3. Have your previous qualifications to hand, UCAS requires you to input the details of your qualifications, including the grade, date of award, and the examining body

4. Apply for the same, or similar courses rather than a range of subjects. If your personal statement does not match the course that you are applying for admissions tutors will assume that you are not the right fit for the course. 

5. Be realistic. Apply to a range of institutions with a range of entry requirements, but have these  be inline with your predicted grades.

What to include

         Personal details

  • Your name, date of birth, place of birth, address and contact details 
  • Whether you are categorised as having a learning difficulty or disability
  • How you are planning on financing your studies 

Academic achievements 

  • The qualifications that you have completed or are yet to complete 
  • You will be required to provide the level, title/subject, and grade of the qualification, as well as the exam board. e.g. GCSE Maths, Grade C, Edexcel. 
  • Be completely honest about your previous and expected grades, you will be found out if you exaggerate claims.

Personal statement

An academic reference from your tutor(s)

The Personal Statement

Personal Statement

What admissions tutors are looking for: 

  • Motivation, interest, and enjoyment of the subject area. 
  • Understanding of the course content.  It is not  expected that you will know everything - otherwise there would be no reason for further study, but having some knowledge of the area helps to prove your interest and enthusiasm for the course. 
  • Someone who can positively  contribute to the  university community. 

Your UCAS personal statement must be 4,000 characters or under, this equates to around 47 lines of text, or 650 words.

What to include in your personal statement:

How to structure your personal statement:

  1. Introduction
  • Explain why you would want to study the course 

2. Main body of application 

  • Expand on the reasoning of your choice of course 
  • What is it about the subject that you like? 
  • How are your current studies relevant to your chosen subject? 
  • What relevant knowledge skills and qualities do you have? 
  • Do you have any relevant work experience, what skills or knowledge have you obtained or developed from this? 
  • What other activities or hobbies do you take part in? 
  • What are your career plans?
  • If you are deferring your entry, explain why

3. Conclusion 

  • Provide a strong, positive and clear conclusion which ties up everything that you have previously mentioned in your personal statement. 
  • With being at the end of your personal statement, the conclusion will be what sticks in the mind of admissions  tutors, make it memorable! 

Do's and don'ts

Personal Statement do's 

  • Make sure your personal statement is relevant to your choices. 
  • Try not to overuse 'I' at the start of sentences. 
  • Provide examples to back up what you are saying.
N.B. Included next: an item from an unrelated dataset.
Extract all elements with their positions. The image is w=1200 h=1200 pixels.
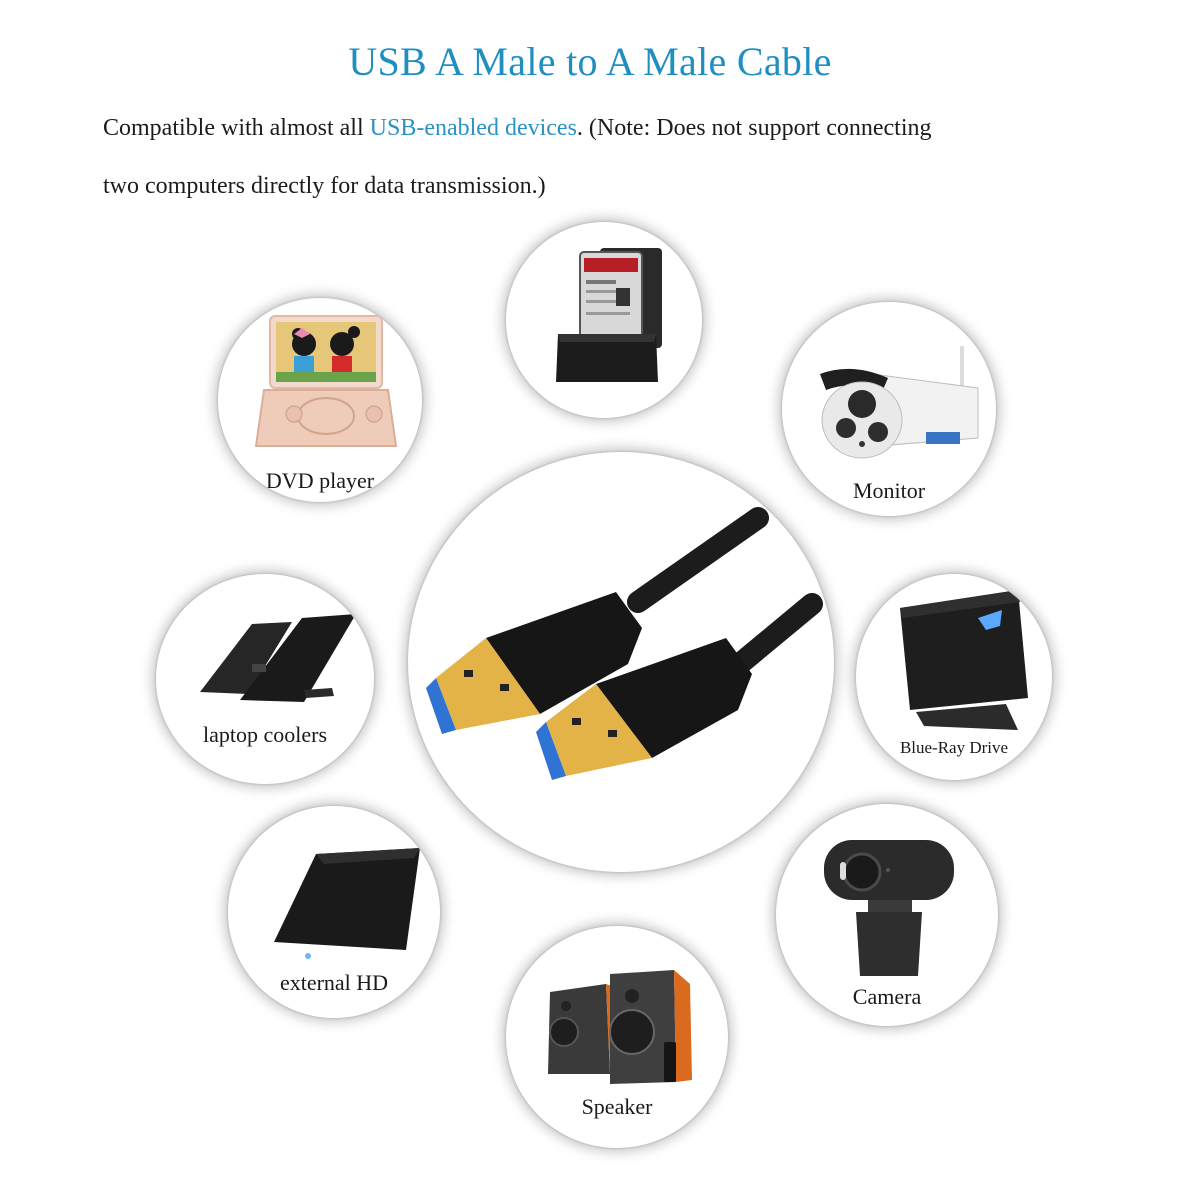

Focus particularly on demonstrating your teamwork, communication and academic skills. 
  • Start early, this gives you plenty of time for several drafts. 
  • Ask people to read it, and take their advice on board. 
  • Be positive.


Personal Statement don'ts 

  • Try and use fancy language.  
  • Make simple mistakes -  Check your spelling and punctuation! 
  • Make things up or exaggerate to make yourself look better. These could come up in your interview. 
  • Copy someone else's personal statement. UCAS has similarity detection software,  which will catch  anyone who plagiarises.